Vous vous intéressez aujourd’hui à la fin du Ramadan mais vers une destination plutôt inédite : l’extrême-ouest de la Chine…

En ce jour de fin de Ramadan, nous n’allons pas nous tourner vers le Qatar, l’Iran ou l’Egypte, mais en direction de la Chine, et précisément dans la région autonome du Xinjiang. Cette région, dont j’assume presque la prononciation exacte, est la plus vaste de Chine, elle fait trois fois la France et se situe à la limite Nord-Ouest du pays, en Asie Centrale.

Avant, ce territoire se nommait Turkestan oriental et il est devenu le Xinjiang, en mandarin, « nouvelle frontière ». En 1949, après deux siècles de conquête mouvementée, la Chine parvient enfin à coloniser ce vaste espace très riche en pétrole. Consciente de son intérêt, elle lance une politique d’assimilation culturelle contre la minorité autochtone existante : les Ouïghours.

C’est un peuple de langue turque et de religion musulmane.

A la fin de la colonisation, les Ouïghours représentent 75% du peuplement régional, aujourd’hui, ils sont moins de la moitié. Ils ne se considèrent pas comme Chinois, et le but de Pékin est de réduire toujours un peu plus leur présence ; avec entre autre, un moyen efficace : contraindre leur pratique religieuse au maximum, ce qui les pousse à fuir.

Mais la proximité, l'influence des pays d'Asie centrale qui sont musulmans, ne posent pas de problème aux Chinois dans leur politique de discrimination ?

Ces pays sont culturellement liés aux Ouïghours, mais leur influence est finalement réduite, les Chinois sont parvenus à tisser des liens stratégiques d'envergure avec eux, d'abord sur le plan économique dans le secteur pétrolier et gazier : des ententes sont régulièrement conclues pour éviter des litiges concurrentiels.

Ensuite, sur le plan religieux et politique, ça se complique un peu. La proximité géographique et culturelle de l’Afghanistan et du Pakistan en particulier, fait peur. Le Mouvement islamiste du Turkestan Oriental est l’ennemi juré des Chinois, surtout depuis le 11 septembre. La Chine a donc décidé d'éradiquer toute menace sur son territoire, car pour elle, islamisme ouïghour et terrorisme se confondent.
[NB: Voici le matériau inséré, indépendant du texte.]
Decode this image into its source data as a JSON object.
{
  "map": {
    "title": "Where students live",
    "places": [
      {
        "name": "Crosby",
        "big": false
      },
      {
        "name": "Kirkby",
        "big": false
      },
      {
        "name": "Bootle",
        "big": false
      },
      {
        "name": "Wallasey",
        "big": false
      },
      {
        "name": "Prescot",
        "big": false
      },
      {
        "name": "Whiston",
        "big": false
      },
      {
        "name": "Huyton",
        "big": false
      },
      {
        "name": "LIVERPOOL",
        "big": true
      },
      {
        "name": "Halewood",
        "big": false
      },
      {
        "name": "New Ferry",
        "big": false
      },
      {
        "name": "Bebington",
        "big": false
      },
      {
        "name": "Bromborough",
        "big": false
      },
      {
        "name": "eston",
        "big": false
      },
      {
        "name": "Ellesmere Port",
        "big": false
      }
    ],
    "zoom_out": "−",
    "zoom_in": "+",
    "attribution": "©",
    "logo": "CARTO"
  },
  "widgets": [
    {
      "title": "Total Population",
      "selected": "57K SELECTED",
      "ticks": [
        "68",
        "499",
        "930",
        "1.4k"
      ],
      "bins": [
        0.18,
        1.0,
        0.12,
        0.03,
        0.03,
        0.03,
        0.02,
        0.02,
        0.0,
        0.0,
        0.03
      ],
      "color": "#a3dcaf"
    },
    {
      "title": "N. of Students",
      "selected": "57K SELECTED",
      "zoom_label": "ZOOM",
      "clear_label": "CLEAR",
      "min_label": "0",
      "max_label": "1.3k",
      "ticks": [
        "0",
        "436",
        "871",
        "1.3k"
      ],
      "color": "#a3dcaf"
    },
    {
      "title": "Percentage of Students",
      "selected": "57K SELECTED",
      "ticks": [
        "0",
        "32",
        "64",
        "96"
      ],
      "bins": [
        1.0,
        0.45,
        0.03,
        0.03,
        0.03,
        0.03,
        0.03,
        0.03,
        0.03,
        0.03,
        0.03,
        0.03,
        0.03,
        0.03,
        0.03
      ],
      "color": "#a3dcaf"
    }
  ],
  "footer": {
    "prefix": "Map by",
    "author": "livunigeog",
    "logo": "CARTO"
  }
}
Elle a donc rallié ses voisins musulmans pour l'aider dans une coopération régionale appelée « groupe de Shanghaï » … LAfghanistan et le Pakistan en sont exclus mais la Russie en fait partie. Leur objectif est clair : lutter contre « le terrorisme, le séparatisme et l’extrémisme religieux ». L'amalgame de ces 3 menaces permet ainsi aux Chinois d'agir en toute impunité, sur une communauté ouïghoure brimée et réduite au silence. Les ONG de défense des Droits de l’Homme ont beau crié au scandale, rien ne bouge vraiment, du côté des Nations Unies.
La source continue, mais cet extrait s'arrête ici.